Among the themes emerging from many of the RNA-centric studies is the power of posttranscriptional control in gene regulation. Lee Lim (Rosetta Inpharmatics, Seattle, USA) presented an elegant example of the application of a systems-level approach to a posttranscriptional process. He used microarrays to elucidate the effects of miRNAs on mRNA levels in HeLa cells, and his data show that miRNAs act as strong modulators of many different transcripts and have a broad effect on mRNA targets.
Gene-expression profiling affords investigators a view of steady-state mRNA levels. Unless experimental efforts are taken to broaden this scope, however, much of the resolution of mRNA expression dynamics is lost. To investigate the role of translational regulation in gene expression, Julia Bailey-Serres (University of California, Riverside, USA) compared the profiles of Arabidopsis mRNAs isolated from either polysomal or non-polysomal complexes. Her results point to a large discrepancy between populations of steady-state and actively translating mRNA, suggesting a direction for further investigation of the role of translational control in gene regulation. mRNAs in specific ribonucleoprotein (RNP) complexes were also the focus of Jack Keene's talk (Duke University, Durham, USA); he presented a study of mRNP populations following activation of Jurkat cells with mitogens. Specifically, messages encoding various RNA-binding proteins are differentially associated with HuR and PABP in resting versus stimulated cells. The fact that Keene's group finds changes in the bound transcripts of RNA processing factors further highlights the importance of these proteins in gene-expression regulation.
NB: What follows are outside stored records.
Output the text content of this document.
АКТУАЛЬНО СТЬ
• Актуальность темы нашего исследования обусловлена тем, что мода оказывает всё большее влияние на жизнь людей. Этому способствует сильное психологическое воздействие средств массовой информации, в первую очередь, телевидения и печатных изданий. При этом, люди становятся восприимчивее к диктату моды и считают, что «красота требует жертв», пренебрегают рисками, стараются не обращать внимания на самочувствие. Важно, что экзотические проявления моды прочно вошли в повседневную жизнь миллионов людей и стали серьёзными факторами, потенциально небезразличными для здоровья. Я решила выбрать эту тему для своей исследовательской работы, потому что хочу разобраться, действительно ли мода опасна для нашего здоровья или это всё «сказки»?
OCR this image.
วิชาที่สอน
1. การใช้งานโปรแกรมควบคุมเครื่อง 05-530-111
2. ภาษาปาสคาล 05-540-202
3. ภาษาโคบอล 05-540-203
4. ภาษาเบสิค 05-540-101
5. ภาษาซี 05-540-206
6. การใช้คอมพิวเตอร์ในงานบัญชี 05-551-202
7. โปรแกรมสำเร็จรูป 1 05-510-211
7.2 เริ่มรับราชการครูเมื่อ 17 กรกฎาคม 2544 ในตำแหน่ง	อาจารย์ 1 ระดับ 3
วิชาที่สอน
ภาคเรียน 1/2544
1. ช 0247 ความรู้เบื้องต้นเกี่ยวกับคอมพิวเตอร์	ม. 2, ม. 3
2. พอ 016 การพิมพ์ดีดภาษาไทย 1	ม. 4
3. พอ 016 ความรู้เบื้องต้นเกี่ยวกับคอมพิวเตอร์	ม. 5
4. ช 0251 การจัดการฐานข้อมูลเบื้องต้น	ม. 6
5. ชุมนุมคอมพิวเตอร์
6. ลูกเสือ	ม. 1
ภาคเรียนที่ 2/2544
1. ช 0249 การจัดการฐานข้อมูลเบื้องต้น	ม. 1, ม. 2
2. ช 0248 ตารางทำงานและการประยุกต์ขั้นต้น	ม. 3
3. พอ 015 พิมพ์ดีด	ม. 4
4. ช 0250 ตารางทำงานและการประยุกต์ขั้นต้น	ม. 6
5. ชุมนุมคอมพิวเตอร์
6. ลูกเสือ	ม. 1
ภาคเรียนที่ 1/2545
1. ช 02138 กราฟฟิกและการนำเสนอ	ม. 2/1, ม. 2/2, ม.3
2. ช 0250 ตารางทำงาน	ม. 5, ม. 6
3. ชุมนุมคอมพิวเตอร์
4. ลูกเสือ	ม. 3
The applications of systems-level data on gene regulation
A significant ambition of the post-genomic era is to relate knowledge about gene regulation to outstanding questions of systems design and development. One of us (P.A.S.) presented recent synthetic biology efforts to use our present understanding of gene-expression programs to study other cellular processes. To this end, transcription-based logic is combined with protein localization and degradation to build cells that count mitotic divisions and ultimately act as a measure of cellular life span.
In a slightly different vein, Michael Levine (University of California, Berkeley, USA) reported that his group is using comparative genomics methods and knowledge of transcription networks to study how transcription factors drive organ development in the sea squirt Ciona intestinalis. His lab has developed a circuit diagram of the actions of transcription factors in the formation of the Ciona heart and has shown that perturbation of this 'heart network' can lead to the development of a multi-chambered heart rather than the normal simpler heart found in this organism.
It is now clear that the application of knowledge about gene regulation can further our understanding of the higher-level properties of complex systems. The meeting exemplified how the promise of systems-wide approaches is now being realized in full.